Marnett’s team has been central to the discovery and characterization of drugs popularly called “super aspirins.” Because these drugs selectively target an enzyme called cyclooxygenase-2 (COX-2), they offer aspirin-like relief of pain and inflammation without bleeding and stomach upsetting side effects. Marnett and colleagues are working to develop more potent super aspirins that could join the two—Celebrex and Vioxx—already on the market. Such compounds might also find use in the prevention and treatment of cancer.
In other studies, Marnett’s group focuses on the molecular basis of DNA damage by naturally occurring lipid reaction products. They have characterized how these compounds react with DNA to produce mutations and are working to identify the DNA repair enzymes that remove these mutated regions.
Marnett earned his Ph.D. from Duke University under the guidance of Ned A. Porter, Ph.D., now Stevenson Professor of Chemistry at Vanderbilt. He completed postdoctoral training at the Karolinska Institutet in Sweden and was on the faculty at Wayne State University for 14 years before coming to Vanderbilt in 1989 as director of the A.B. Hancock Jr. Memorial Laboratory for Cancer Research. Marnett has served as associate director for Basic Research Programs of the Vanderbilt-Ingram Cancer Center since 1993.

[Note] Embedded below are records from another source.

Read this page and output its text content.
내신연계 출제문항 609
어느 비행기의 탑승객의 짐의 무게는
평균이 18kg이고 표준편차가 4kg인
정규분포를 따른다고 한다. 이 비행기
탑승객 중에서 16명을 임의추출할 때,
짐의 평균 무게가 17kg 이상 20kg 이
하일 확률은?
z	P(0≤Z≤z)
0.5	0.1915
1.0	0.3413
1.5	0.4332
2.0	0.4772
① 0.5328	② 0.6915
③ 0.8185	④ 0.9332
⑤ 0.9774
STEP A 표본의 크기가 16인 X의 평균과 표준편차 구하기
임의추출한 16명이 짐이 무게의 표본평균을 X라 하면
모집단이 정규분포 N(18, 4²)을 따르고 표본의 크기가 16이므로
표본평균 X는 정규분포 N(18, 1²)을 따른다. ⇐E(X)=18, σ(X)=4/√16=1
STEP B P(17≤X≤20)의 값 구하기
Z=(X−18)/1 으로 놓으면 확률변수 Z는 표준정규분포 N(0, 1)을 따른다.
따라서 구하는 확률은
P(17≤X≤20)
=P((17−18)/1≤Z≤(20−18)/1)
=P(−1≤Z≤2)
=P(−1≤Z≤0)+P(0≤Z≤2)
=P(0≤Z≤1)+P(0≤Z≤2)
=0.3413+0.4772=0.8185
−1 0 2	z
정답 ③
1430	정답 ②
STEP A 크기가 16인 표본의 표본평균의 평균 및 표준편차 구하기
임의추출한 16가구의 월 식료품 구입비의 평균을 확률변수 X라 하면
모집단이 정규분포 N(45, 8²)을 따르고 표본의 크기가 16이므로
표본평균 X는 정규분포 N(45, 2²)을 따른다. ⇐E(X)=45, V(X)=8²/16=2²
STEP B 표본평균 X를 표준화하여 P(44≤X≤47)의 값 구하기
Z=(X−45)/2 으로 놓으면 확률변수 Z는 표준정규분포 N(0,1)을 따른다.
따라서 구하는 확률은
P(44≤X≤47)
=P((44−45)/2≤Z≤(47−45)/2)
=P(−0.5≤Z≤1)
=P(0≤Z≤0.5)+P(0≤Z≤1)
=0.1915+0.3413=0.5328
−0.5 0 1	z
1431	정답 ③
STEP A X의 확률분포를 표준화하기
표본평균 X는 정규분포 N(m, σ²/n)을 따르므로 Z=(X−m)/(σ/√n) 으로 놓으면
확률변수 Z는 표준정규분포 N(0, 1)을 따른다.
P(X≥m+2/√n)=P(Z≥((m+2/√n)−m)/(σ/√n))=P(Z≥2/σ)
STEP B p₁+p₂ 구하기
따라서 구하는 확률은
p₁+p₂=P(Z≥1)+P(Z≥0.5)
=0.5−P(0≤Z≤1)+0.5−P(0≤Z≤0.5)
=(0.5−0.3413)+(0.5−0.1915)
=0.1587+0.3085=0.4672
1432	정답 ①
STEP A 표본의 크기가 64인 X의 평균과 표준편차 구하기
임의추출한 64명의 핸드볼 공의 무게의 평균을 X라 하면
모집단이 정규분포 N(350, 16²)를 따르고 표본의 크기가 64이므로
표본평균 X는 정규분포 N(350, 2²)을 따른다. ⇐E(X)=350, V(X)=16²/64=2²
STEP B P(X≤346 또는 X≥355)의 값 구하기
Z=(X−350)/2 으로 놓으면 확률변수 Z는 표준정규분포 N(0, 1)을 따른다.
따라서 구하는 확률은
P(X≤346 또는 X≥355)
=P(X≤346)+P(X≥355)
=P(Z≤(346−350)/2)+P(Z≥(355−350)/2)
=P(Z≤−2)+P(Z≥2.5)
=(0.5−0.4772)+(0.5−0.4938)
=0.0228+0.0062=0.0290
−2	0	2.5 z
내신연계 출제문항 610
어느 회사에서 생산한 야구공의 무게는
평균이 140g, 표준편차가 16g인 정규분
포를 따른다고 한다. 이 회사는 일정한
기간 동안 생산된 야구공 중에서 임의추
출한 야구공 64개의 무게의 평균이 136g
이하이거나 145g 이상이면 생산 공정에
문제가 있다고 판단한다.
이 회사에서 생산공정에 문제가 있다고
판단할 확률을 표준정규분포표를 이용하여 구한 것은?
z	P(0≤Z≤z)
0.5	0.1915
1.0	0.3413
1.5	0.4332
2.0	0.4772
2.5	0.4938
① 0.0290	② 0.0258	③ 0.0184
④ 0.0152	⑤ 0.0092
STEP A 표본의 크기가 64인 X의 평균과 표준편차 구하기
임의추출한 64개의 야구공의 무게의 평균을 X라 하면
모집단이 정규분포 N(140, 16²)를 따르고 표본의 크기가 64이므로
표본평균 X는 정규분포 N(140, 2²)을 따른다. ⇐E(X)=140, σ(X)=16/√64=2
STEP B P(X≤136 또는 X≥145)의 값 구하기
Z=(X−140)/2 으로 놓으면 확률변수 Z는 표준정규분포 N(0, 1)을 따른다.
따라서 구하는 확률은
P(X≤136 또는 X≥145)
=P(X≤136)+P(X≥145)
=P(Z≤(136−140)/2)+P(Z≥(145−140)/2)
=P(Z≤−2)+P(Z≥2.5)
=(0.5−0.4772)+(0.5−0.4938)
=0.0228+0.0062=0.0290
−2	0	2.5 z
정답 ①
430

Marnett has been honored as a gifted teacher and scientist. He received both the Wayne State University and the Michigan Association of Governing Boards Distinguished Faculty Awards and was twice chosen among the top five teachers by first-year medical students at Vanderbilt. Marnett was named Harvie Branscomb Distinguished Professor at Vanderbilt in 2000, and he was the first recipient of the Medical Center’s Stanley Cohen Faculty Research Award “for research bringing diverse disciplines, such as chemistry or physics, to solving biology’s most important fundamental problems.”
Marnett is the fifth Vanderbilt University Medical Center scientist elected to the rank of AAAS Fellow. He joins Dr. John H. Exton, F. Peter Guengerich, Ph.D., Brigid L.M. Hogan, Ph.D., and Dr. John A. Oates.
The AAAS, founded in 1848, is the world’s largest federation of scientists. With more than 143,000 individual members and 276 affiliated societies, the association works to advance science for human well being through its projects, programs and publications. The tradition of AAAS Fellows distinction began in 1874.